Clogher, Diocese of (Clogherensis), a suffragan of Armagh, Ireland, which comprises the County Monaghan, almost the whole of Fermanagh, the southern portion of Tyrone, and parts of Donegal, Louth, and Cavan. It takes its name from Clogher, the seat of the Prince of Oriel with whose territory the old Diocese of Clogher was, practically speaking, coextensive. The see was founded by St. Patrick, who appointed one of his household, St. Macarten, as first bishop. There does not seem to be any evidence that St. Patrick governed Clogher as a distinct diocese before taking up his residence at Armagh, as is stated by Jocelyn. There is great difficulty in tracing the succession of bishops in Clogher, as indeed in every Irish diocese from the sixth to the eleventh century, on account of the confusion of the bishops with the abbots of the monastic establishments; the difficulty is increased in Clogher in view of the diversity existing between the lists as given in the Irish Annals, and the “Register of Clogher”, compiled by Patrick Culin, Bishop of Clogher (1519-34), and Roderick Cassidy, archdeacon of the diocese. The “Register of Clogher” is of very little historical value.

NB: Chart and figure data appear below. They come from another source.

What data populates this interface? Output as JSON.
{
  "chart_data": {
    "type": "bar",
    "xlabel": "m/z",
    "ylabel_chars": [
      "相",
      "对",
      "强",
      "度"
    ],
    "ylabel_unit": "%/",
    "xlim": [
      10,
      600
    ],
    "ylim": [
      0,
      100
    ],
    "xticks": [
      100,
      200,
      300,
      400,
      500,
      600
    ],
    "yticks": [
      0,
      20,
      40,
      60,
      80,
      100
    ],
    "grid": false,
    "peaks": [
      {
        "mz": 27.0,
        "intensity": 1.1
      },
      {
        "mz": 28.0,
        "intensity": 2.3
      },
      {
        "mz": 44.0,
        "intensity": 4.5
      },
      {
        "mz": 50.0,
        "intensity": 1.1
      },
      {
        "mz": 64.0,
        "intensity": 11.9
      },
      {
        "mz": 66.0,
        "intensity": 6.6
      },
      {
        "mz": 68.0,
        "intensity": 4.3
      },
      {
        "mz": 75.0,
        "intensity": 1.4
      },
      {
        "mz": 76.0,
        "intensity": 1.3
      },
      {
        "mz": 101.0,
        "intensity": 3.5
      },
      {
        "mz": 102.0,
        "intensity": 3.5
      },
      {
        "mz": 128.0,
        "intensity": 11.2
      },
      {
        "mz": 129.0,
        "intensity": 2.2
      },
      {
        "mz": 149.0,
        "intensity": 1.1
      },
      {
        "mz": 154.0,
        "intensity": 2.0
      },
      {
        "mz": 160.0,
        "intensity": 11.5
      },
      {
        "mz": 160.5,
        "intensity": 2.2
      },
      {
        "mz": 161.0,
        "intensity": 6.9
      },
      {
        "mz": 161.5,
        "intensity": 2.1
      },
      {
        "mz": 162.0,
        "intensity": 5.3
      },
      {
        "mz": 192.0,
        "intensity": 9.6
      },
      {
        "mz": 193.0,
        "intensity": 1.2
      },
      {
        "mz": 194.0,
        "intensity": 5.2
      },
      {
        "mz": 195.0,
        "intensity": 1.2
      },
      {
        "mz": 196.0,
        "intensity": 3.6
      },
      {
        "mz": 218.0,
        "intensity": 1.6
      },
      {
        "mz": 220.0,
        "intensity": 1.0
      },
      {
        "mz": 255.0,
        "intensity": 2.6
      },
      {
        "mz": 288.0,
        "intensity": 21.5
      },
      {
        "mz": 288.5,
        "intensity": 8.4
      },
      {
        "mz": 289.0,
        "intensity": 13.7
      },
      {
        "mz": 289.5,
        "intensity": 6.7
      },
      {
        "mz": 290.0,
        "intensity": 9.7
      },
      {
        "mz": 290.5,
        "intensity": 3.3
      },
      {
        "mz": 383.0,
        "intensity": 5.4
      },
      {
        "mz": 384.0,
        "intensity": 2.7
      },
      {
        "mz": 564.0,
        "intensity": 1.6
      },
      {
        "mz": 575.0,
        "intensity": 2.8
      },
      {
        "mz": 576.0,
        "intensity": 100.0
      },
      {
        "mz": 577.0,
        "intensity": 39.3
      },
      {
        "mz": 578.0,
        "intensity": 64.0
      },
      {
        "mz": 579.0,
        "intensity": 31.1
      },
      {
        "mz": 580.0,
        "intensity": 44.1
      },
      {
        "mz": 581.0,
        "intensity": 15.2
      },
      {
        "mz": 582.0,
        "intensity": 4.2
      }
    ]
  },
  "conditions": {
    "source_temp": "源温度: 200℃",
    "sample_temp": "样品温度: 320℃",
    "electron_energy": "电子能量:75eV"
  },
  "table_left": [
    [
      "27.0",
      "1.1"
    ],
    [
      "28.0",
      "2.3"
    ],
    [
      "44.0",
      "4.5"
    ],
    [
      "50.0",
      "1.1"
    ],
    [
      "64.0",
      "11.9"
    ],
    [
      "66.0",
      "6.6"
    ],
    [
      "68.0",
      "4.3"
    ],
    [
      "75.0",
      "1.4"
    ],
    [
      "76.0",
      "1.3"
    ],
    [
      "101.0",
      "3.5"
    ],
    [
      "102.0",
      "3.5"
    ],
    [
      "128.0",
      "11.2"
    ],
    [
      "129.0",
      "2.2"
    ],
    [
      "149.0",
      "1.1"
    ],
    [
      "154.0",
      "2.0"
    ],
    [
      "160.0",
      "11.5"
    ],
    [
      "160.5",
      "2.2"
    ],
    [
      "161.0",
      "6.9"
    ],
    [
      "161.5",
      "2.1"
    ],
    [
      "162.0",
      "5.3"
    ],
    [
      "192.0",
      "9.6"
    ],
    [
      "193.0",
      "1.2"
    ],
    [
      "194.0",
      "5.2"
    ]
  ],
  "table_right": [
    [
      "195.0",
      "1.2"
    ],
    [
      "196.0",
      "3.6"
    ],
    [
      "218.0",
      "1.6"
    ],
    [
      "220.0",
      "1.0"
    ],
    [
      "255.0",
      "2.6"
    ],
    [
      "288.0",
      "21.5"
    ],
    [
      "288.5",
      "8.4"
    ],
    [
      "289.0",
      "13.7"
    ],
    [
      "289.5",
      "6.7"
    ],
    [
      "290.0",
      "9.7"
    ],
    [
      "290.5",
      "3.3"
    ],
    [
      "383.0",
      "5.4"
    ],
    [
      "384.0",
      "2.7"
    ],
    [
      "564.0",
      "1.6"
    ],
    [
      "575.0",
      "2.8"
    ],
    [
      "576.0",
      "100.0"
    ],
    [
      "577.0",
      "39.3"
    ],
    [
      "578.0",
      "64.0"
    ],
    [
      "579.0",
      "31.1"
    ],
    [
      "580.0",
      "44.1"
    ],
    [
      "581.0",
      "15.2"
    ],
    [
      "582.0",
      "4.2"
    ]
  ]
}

In 1241 Henry III ordered that Clogher should be united to Armagh, on account of the poverty of both dioceses, but this was not carried out, though under Bishop David O’Brogan large portions of Tyrone were cut off from Clogher and given to Ardstraw (now united with Derry), while the greater part of the present County Louth, including Dundalk, Drogheda, and Ardee, was taken over by Armagh. In 1535 Bishop Odo, or Hugh O’Cervallan, was appointed to the See of Clogher by Paul III, and on the submission of his patron Con O’Neill to Henry VIII, this prelate seems to have accepted the new teaching, and was superseded by Raymond MacMahon, 1546. From his time there are two lines of bishops in Clogher, the Catholic and the Protestant. The apostate Miler Magrath was appointed Protestant bishop by Queen Elizabeth in 1570, but on his promotion to Cashel, resigned Clogher in the same year. Heber or Emer MacMahon (1643-50) took a prominent part in the war of the Irish Confederates, and on the death of Owen Roe O’Neill, was chosen general of the confederate forces. He was defeated at Scariffhollis near Letterkenny, taken prisoner by Coote, and beheaded at Enniskillen. Owing to the persecutions of the Irish Catholics, Clogher was governed by vicars during the periods 1612-43, 1650-71, 1687-1707, 1713-27. The chapter of Clogher was allowed to lapse, but towards the end of the eighteenth century it was reestablished by papal Brief.
A very important provincial synod was held at Clones in 1670 by Oliver Plunkett, Archbishop of Armagh (see Moran, Life of Plunkett). The most remarkable shrines of the diocese are at St. Patrick’s, Lough Derg, near Pettigo, still frequented by thousands of pilgrims from all parts of the world (see Saint Patrick’s Purgatory); Devenish Island in Lough Erne (see McKenna, Devenish, its History and Antiquities, Dublin, 1897); Innismacsaint, also in Lough Erne, where the “Annals of Ulster” were composed; Lisgoole, Clones, and Clogher. The most celebrated works of ancient ecclesiastical art connected with the diocese are the Domnach Airigid, a shrine enclosing a copy of the Gospels, said to have been given by St. Patrick to St. Macarten, and the Cross of Clogher, both of them now in the National Museum in Dublin. The Catholic population of the diocese is 101,162, distributed in forty parishes and ministered to by about 100 priests.